The Financial Crimes Enforcement Network (FinCEN) has also assessed a $25 million civil money penalty against the company for violations of the Bank Secrecy Act, and the Board of Governors of the Federal Reserve has assessed a $20 million civil money penalty. The $20 million Federal Reserve penalty and $15 million of FinCEN’s $25 million penalty will be deemed satisfied by the payment of the $55 million forfeiture, resulting in total payments of $65 million by American Express Bank International under these settlements.

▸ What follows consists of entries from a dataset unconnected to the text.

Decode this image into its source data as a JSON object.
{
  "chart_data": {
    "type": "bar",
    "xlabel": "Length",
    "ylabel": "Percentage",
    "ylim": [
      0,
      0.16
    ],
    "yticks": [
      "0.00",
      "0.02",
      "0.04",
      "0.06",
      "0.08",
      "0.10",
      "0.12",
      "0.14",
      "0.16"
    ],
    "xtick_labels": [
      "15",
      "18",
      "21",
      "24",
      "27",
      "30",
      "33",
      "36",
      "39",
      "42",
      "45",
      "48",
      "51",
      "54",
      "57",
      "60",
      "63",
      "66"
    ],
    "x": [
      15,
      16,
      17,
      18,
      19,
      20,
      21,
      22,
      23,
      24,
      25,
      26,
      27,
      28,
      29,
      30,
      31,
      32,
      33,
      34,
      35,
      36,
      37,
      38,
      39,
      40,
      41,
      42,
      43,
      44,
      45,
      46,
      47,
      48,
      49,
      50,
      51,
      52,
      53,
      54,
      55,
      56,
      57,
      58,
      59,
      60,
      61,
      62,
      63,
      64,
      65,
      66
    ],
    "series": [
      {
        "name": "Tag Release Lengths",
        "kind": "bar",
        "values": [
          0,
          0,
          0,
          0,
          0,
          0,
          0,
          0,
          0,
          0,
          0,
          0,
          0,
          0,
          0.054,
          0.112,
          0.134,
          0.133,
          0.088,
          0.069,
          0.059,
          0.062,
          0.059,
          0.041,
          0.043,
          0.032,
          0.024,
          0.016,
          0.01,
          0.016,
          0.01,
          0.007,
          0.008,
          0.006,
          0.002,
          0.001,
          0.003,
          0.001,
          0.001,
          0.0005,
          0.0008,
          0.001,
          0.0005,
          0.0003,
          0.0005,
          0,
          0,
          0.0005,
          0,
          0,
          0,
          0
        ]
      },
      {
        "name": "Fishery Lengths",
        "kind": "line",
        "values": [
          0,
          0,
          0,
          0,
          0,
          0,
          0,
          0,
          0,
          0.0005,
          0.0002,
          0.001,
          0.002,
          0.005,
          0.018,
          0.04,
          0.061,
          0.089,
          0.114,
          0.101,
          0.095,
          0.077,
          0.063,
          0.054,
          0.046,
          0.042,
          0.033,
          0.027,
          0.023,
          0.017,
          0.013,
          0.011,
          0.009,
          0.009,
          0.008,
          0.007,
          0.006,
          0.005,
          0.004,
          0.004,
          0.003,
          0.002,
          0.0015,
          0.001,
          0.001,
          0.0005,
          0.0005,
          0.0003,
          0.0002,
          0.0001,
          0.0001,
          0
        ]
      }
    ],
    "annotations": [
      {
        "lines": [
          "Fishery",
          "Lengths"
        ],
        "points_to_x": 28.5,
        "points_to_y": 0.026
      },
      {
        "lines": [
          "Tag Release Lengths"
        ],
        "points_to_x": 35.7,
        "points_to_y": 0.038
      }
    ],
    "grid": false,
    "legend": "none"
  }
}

Under the Bank Secrecy Act, banks are required to establish and maintain an anti-money laundering compliance program that, at a minimum, provides for: (a) internal policies, procedures and controls designed to guard against money laundering; (b) the coordination and monitoring of day-to-day compliance with the Bank Secrecy Act; (c) an ongoing employee training program; and (d) independent testing for compliance conducted by bank personnel or an outside party. Banks are also required to have comprehensive anti-money laundering programs that enable them to identify and report suspicious financial transactions to the U.S. Treasury Department’s Financial Crimes Enforcement Network.
The case was prosecuted by Trial Attorneys John W. Sellers and Thomas Pinder of the Criminal Division’s Asset Forfeiture and Money Laundering Section, which is headed by Chief Richard Weber. This case was investigated by the Drug Enforcement Administration’s Miami Field Division, Fort Lauderdale District Office.